Changing the Barrel Length on My .357 Maximum

By David Freeman

I picked up the Ruger 357 Super New Blackhawk 357 Maximum a few years ago when I was working at Cheaper Than Dirt. The gun came in on a trade-in and was priced reasonably. It was not something you see every day. I bought it, not because I needed it, but because I liked the way it looked.

I’ve read the history of Ruger’s venture into the 357 Maximum and know that Ruger recalled the revolvers some years ago because a few folks who loaded overly hot rounds for long-range steel plate competition experienced some issues with top strap burning. My revolver shows no indication of any such problems. Prior to my ownership, it doesn’t appear to have been fired much at all. I’ve put approximately 21 rounds of 357 Maximum through it along with a box of 357 Magnum and maybe a box or two of 38 special.

Mostly it just sat in my gun closet and looked pretty. As much as I liked owning it, there was something not quite right about it that kept me fromshooting it much. Then it hit me. It was that 10 1/2 inch barrel. I’m not into handgun hunting or long range target shooting with a handgun and that long barrel made the gun unweildy to carry and out of balance to shoot. I talked to my partner Jerry Colliver about shortening the barrel to 6 inches and he agreed to help me. Actually, Jerry had the tools and the experience so he did most of the work while I took pictures.

This slideshow requires JavaScript.

We measured 4 1/2 inches back from the muzzle and marked the location of the cut with electrical tape. I wanted to make sure our cut was perfectly perpendicular, but Jerry assured me that at this point it only had to be close. Jerry cut the barrel using an air-driven diamond cutter. Next came touch up work on the small grinder. After the grinding came hand filing. The objective was to eliminate the courseness from the grinder wheel, leaving the metal surface as shiny as possible at this stage.

The factory barrel end had an inside bevel around the bore and an outer bevel around the outer circumference of the barrel. Jerry used a stone with his Dremel tool to grind the inside bevel to match the factory original as closely as possible. Then he filed the outside bevel by hand, carefully eyeballing the width of the bevel as he went around the barrel to make sure it was even and consistent. Final touch up on the outside bevel was done with the Dremel tool using a diamond bit.

When the bevels were done, Jerry went back to the grinder, this time with a cloth wheel and rouge to polish the end of the barrel before bluing. There were several steps in the polishing process before Jerry was satisfied.
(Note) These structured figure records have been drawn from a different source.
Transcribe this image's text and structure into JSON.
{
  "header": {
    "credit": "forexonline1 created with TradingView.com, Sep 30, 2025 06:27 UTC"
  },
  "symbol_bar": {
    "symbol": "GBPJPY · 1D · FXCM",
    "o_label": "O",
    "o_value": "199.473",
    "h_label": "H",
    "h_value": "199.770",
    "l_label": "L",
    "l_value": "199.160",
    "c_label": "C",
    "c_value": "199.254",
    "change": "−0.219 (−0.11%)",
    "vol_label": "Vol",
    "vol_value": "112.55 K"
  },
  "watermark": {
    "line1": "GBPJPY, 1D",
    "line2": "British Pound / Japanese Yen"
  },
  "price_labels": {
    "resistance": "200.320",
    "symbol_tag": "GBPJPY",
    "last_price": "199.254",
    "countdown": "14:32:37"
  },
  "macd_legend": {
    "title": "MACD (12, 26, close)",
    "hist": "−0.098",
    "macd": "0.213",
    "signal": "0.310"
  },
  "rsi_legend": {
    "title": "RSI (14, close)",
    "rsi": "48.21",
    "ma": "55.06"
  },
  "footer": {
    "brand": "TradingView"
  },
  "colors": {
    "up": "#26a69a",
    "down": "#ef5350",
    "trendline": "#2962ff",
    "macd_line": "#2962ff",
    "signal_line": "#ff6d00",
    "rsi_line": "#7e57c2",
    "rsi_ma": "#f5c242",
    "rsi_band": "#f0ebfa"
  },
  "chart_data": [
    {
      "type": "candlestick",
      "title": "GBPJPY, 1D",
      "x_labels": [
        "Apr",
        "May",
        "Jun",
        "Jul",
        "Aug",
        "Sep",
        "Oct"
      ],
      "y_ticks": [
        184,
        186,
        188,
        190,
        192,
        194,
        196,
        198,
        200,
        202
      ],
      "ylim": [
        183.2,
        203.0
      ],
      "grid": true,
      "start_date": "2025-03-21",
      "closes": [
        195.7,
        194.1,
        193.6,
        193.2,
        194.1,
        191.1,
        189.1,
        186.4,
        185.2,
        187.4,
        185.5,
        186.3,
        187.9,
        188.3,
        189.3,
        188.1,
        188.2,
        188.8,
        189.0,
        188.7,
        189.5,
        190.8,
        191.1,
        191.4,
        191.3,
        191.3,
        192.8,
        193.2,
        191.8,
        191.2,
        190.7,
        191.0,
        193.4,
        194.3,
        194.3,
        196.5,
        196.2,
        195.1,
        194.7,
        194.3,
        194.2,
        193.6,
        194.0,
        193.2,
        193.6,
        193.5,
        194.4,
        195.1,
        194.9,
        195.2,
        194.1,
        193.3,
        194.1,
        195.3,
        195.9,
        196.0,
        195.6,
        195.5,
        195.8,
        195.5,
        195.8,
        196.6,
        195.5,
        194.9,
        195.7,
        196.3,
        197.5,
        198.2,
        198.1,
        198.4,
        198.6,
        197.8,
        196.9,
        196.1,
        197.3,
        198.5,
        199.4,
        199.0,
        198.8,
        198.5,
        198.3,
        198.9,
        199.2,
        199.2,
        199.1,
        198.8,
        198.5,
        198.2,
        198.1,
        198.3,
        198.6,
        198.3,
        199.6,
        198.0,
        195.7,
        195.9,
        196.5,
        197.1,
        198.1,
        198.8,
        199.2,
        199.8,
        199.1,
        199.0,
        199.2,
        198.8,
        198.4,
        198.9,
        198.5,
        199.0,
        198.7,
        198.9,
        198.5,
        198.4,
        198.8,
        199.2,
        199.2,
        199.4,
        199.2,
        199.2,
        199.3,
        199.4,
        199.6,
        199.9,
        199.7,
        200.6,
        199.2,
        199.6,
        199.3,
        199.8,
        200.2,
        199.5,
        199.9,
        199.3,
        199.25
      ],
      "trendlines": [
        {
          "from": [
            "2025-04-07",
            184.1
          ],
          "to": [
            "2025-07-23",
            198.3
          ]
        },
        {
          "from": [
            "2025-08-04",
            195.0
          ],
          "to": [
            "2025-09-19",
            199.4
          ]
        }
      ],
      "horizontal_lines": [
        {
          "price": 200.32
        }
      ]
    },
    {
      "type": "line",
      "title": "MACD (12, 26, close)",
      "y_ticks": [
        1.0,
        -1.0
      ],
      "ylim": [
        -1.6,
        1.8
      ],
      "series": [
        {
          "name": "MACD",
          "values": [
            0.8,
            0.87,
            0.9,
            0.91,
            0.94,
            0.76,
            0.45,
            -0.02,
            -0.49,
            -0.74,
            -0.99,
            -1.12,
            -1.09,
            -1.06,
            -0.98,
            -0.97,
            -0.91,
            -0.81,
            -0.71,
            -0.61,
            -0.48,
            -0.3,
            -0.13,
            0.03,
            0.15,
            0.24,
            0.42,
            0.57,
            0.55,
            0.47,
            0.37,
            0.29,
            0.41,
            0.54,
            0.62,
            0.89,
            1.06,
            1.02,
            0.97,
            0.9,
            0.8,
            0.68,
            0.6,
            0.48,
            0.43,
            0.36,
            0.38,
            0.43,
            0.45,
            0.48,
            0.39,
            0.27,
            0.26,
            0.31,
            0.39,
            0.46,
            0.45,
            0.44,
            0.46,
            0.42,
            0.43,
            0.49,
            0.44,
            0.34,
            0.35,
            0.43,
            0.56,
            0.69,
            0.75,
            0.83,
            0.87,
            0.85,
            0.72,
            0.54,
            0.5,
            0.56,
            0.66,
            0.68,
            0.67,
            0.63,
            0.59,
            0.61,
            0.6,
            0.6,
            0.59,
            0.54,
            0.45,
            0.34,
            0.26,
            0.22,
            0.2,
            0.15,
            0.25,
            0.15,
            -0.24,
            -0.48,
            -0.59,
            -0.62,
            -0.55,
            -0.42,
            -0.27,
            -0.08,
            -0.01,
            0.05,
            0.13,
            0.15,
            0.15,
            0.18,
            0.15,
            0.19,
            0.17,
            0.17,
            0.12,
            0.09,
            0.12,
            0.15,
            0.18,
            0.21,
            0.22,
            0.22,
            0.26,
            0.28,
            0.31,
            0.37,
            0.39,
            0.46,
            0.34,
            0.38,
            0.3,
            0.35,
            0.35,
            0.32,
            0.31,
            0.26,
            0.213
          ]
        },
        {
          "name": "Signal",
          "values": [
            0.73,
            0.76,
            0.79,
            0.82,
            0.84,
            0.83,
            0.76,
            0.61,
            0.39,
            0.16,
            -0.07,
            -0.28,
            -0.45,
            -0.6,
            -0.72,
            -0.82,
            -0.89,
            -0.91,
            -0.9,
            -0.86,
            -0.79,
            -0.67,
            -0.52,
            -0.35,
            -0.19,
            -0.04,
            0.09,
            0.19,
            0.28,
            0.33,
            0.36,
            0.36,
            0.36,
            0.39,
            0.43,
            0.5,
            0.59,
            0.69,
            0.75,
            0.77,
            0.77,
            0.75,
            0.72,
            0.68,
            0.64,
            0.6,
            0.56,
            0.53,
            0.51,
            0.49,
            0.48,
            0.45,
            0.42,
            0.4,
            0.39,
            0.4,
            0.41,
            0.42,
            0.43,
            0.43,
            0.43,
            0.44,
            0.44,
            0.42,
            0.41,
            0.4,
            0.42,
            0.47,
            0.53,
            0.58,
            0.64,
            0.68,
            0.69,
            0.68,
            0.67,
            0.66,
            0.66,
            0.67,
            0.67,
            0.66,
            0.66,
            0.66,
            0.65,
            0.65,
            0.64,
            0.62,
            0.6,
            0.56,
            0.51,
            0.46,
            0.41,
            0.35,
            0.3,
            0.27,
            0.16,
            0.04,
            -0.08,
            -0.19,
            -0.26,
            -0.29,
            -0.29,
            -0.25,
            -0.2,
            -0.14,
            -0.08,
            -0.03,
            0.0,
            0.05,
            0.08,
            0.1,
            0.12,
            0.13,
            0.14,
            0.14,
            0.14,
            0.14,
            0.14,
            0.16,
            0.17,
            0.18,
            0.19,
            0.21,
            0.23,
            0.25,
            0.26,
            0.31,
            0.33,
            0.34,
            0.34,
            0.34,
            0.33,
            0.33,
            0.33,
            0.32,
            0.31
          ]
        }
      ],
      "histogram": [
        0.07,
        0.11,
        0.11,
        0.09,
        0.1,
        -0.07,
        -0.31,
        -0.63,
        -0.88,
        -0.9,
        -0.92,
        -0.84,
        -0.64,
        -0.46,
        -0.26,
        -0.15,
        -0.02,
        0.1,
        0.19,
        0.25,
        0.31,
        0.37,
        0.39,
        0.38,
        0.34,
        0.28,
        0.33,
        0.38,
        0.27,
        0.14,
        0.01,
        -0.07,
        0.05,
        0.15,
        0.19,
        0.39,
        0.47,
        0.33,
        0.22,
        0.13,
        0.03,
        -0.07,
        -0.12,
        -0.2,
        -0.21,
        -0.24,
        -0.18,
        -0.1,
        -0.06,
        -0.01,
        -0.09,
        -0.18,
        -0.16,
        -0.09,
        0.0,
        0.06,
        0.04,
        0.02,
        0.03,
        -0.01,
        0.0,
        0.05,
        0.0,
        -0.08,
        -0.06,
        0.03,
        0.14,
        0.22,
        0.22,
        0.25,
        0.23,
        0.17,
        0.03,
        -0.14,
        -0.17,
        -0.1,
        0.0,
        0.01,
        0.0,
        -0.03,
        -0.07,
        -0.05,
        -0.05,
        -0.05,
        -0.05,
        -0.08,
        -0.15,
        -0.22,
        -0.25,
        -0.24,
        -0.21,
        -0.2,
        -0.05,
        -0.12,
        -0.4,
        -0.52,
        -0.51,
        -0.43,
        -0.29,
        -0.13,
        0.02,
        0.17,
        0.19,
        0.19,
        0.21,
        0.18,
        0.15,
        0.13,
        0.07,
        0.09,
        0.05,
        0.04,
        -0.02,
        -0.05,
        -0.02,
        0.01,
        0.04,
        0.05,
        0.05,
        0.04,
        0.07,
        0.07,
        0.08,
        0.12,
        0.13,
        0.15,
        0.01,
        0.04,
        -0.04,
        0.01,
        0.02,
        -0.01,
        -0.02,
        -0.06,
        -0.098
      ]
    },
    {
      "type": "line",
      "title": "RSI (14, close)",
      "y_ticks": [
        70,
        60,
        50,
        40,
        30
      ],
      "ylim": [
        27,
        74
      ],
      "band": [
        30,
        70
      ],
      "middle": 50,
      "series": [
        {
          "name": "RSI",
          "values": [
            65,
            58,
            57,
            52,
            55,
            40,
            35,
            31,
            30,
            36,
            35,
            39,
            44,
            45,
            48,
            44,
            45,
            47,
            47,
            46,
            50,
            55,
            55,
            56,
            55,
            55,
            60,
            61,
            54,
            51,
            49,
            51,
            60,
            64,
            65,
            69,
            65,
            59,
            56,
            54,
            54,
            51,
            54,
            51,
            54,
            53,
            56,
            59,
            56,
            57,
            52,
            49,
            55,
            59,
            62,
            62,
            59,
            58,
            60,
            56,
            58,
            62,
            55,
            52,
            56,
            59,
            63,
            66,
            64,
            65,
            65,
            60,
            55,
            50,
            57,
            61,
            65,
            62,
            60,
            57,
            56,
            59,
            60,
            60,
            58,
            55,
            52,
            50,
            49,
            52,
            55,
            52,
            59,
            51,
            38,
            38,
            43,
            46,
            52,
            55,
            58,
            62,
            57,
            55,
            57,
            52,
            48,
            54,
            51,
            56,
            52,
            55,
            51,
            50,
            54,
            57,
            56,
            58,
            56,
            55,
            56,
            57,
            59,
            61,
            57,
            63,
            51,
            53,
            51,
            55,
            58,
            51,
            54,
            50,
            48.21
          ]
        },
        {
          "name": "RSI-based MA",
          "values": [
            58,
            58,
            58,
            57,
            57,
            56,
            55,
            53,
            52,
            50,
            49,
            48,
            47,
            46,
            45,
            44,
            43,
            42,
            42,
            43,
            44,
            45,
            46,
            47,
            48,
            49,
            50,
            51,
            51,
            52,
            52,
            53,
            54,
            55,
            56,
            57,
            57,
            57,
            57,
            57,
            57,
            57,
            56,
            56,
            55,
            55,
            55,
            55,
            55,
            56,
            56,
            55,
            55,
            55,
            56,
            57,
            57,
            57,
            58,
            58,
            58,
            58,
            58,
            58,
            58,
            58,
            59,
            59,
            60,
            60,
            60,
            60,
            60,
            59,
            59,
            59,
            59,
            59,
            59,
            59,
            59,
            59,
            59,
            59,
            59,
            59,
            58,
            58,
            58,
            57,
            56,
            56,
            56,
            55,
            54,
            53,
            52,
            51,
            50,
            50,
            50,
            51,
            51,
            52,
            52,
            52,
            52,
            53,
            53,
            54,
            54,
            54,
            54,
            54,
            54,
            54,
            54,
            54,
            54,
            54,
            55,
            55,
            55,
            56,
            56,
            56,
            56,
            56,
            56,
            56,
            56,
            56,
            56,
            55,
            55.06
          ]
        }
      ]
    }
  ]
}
He used a cloth polishing wheel attached to his vertical drill press, periodically coating the wheel with polishing compound.

We blued the barrel, tapped out a hole for the sight mounting screw and put the original target front sight back on the gun. It wasn’t long before I figured out this wasn’t going to work. Since I could now carry the Blackhawk in a regular holster, I found the backward slant in the target sight hung on the holster when drawing. So, I ordered a non-target sight from Ruger, mounted it to the barrel using JB Weld (I know, but it will be there as long as I’m around) and re-blued the barrel using Midway’s Oxpho Blue and I’m a happy camper!